Тени за холмами (СИ) - Крейн Антонина. Страница 80
Подруга всегда была неравнодушна к кошачьим.
— Кат-ши? — удивился Полынь, спешно пряча в ножны ведомственный клинок. — Ну здравствуй, дух ветра.
— Мур-р-р-р-много же вас! — недовольно сморщился кот, но я тотчас затрясла у него перед глазами вожделенной рыбкой, а Кадия почесала в каком-то таком особенном месте за ушком, что пушистик блаженно задрыгал ногой.
— Так что? — снова спросила я, когда урчание кат-ши стало до неприличия довольным. — Выпустишь нас всех в обмен на стеклянную рыбку?
Кот задумался.
— Мур-р-р-нет, — сказал он, потягиваясь, как после долгого сна. — Это не в моих мур-правилах.
— Такой масенький и такой суровый! — умилились Кадия, с удвоенной энергией щекоча пушистое пузо. Я же еле удержалась оттого, чтобы не схватить заразу за шкирку и не тряхануть как следует.
Ну не люблю я кошек! Слишком самостоятельные. Слишком самодовольные. Слишком независимые. Иногда мне кажется, что кошки — талисман мазохистов. Высшее предназначение котов — показать нам, сколь мы ничтожны. А не все, знаете ли, это любят.
С другой стороны, если б их мурлыканье отдельно от характера можно было спрятать в будильники, — думаю, это сильно помогло бы нации в борьбе с депрессией.
— У меня мур-другие правила. Я не могу просто выпустить. Я должен показать вам правильную дорогу и проводить вас. Это даже лучше, если вы не мур-поняли, — превосходительно сузил глаза кошара.
Мы с ребятами переглянулись.
— Где подвох? — спросила Кадия, на всякий случай перемещая пальцы ближе к хрупкому котовью горлышку.
— Правильную дорогу куда? — напрягся Полынь.
— Куда мур-надо! — кат-ши резким ударом выбил рыбку из моей руки и пропал.
А белые стены смерча сомкнулись, как вода, отсекая нас друг от друга.
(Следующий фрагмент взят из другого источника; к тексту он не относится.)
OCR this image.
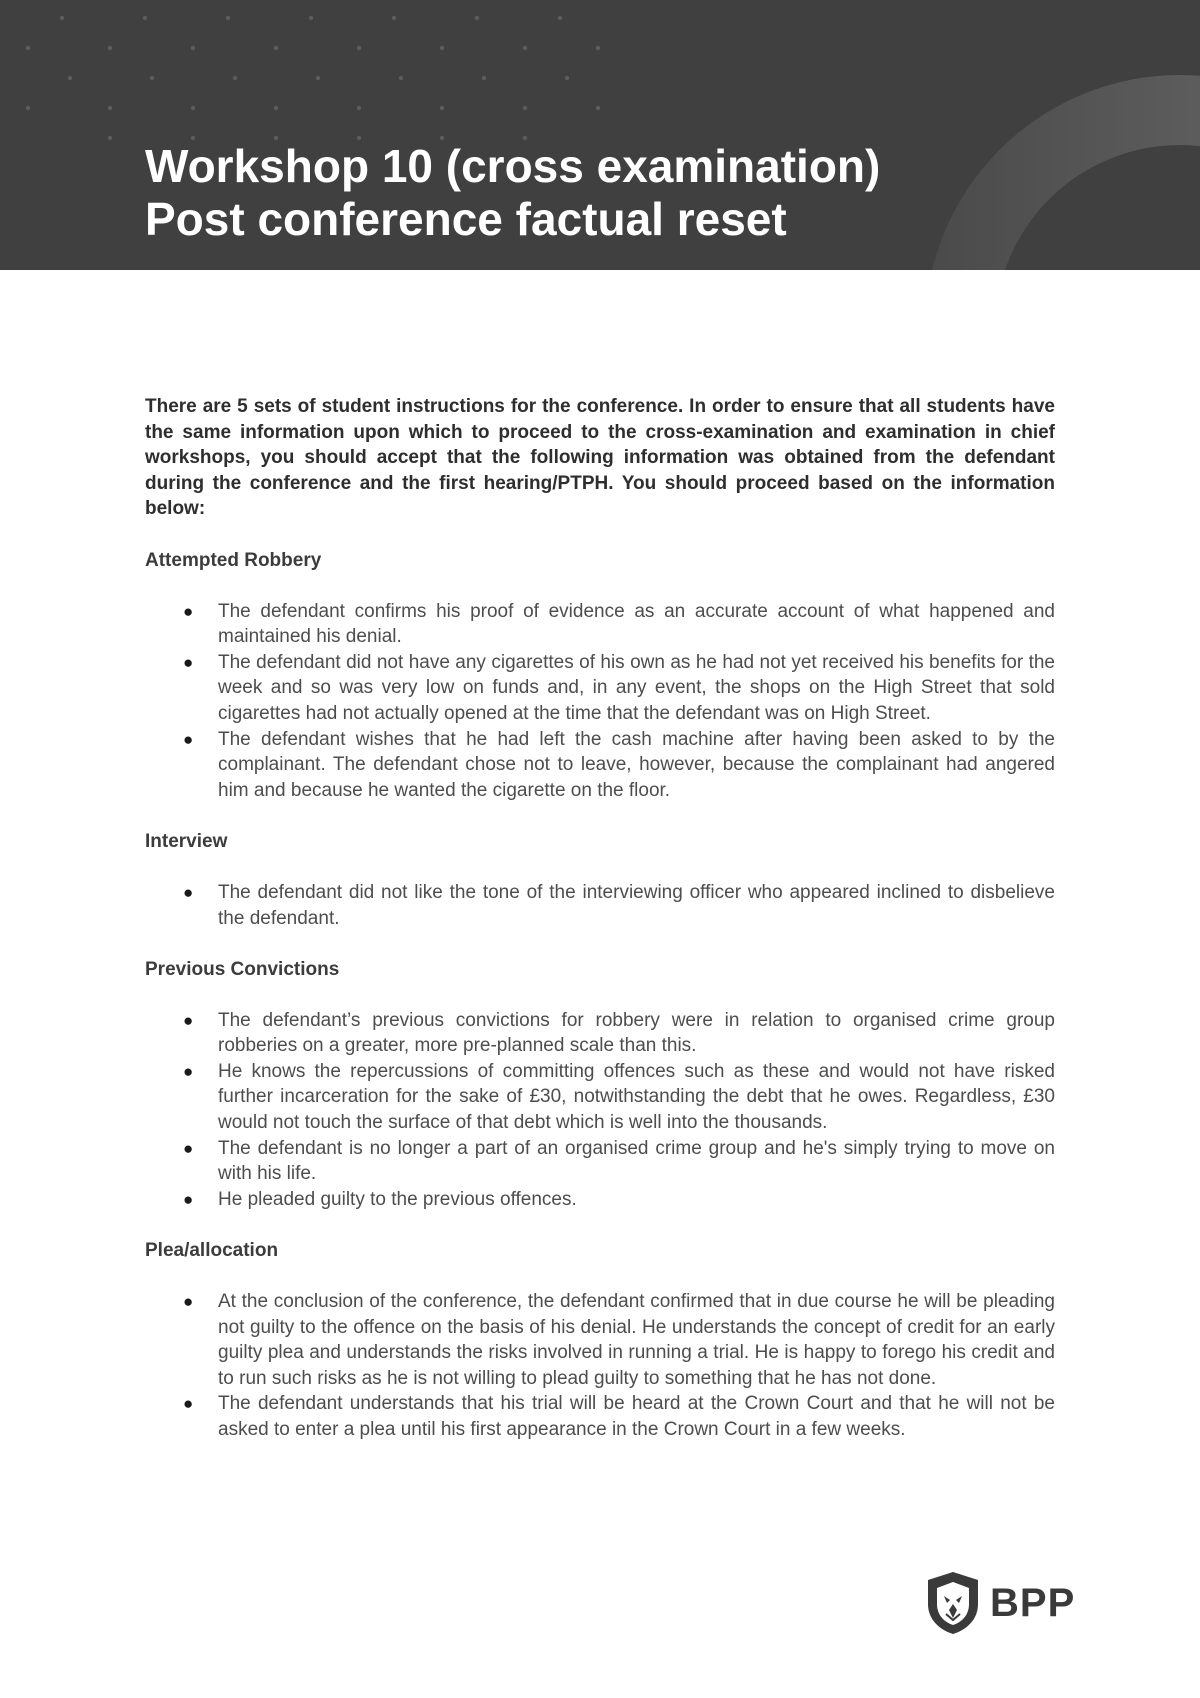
Workshop 10 (cross examination)
Post conference factual reset

There are 5 sets of student instructions for the conference. In order to ensure that all students have the same information upon which to proceed to the cross-examination and examination in chief workshops, you should accept that the following information was obtained from the defendant during the conference and the first hearing/PTPH. You should proceed based on the information below:

Attempted Robbery
● The defendant confirms his proof of evidence as an accurate account of what happened and maintained his denial.
● The defendant did not have any cigarettes of his own as he had not yet received his benefits for the week and so was very low on funds and, in any event, the shops on the High Street that sold cigarettes had not actually opened at the time that the defendant was on High Street.
● The defendant wishes that he had left the cash machine after having been asked to by the complainant. The defendant chose not to leave, however, because the complainant had angered him and because he wanted the cigarette on the floor.
Interview
● The defendant did not like the tone of the interviewing officer who appeared inclined to disbelieve the defendant.
Previous Convictions
● The defendant’s previous convictions for robbery were in relation to organised crime group robberies on a greater, more pre-planned scale than this.
● He knows the repercussions of committing offences such as these and would not have risked further incarceration for the sake of £30, notwithstanding the debt that he owes. Regardless, £30 would not touch the surface of that debt which is well into the thousands.
● The defendant is no longer a part of an organised crime group and he's simply trying to move on with his life.
● He pleaded guilty to the previous offences.
Plea/allocation
● At the conclusion of the conference, the defendant confirmed that in due course he will be pleading not guilty to the offence on the basis of his denial. He understands the concept of credit for an early guilty plea and understands the risks involved in running a trial. He is happy to forego his credit and to run such risks as he is not willing to plead guilty to something that he has not done.
● The defendant understands that his trial will be heard at the Crown Court and that he will not be asked to enter a plea until his first appearance in the Crown Court in a few weeks.
BPP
ГЛАВА 25. Идущие в вечность
Еще год назад Мудра была прекраснейшим из городов Лайонассы. Теперь это кладбище. Ледяная могила синего стекла, в которой навеки замерли, недвижимые, те, кто верил в себя, в науку, в вечность. Я не смог пройти сквозь городские врата. Я оплакал мой дом, глядя на проклятую землю, и развернул коня. Однажды наш народ возродится. Всё возрождается в этом мире.
Из записок Эйндика из Дома Ищущих,
Первого короля-на-чужбине, 1148 год
В начале я осознала вокруг себя тишину. Тишина была лёгкая и пустая, полная воздуха, и свежий ветер скользил в ней над водной прохладой.
— Ух ты! — сказал мальчишечий голос. — Неожиданно светло! А что ты здесь делаешь, Тинави?
Я открыла глаза и увидела, что сижу в позе лотоса в очень красивом месте.
Надо мной всё было залито солнечным светом, внизу царствовала тень. Свет и тень разделял дощатый подвесной мостик — на нём я и находилась, — растянутый между двух острых горных вершин, которые поросли пальмами, папоротниками и лианами с гроздьями ароматных соцветий. В долине текла река — пронзительно-синяя, пенная, видно, что очень тёплая.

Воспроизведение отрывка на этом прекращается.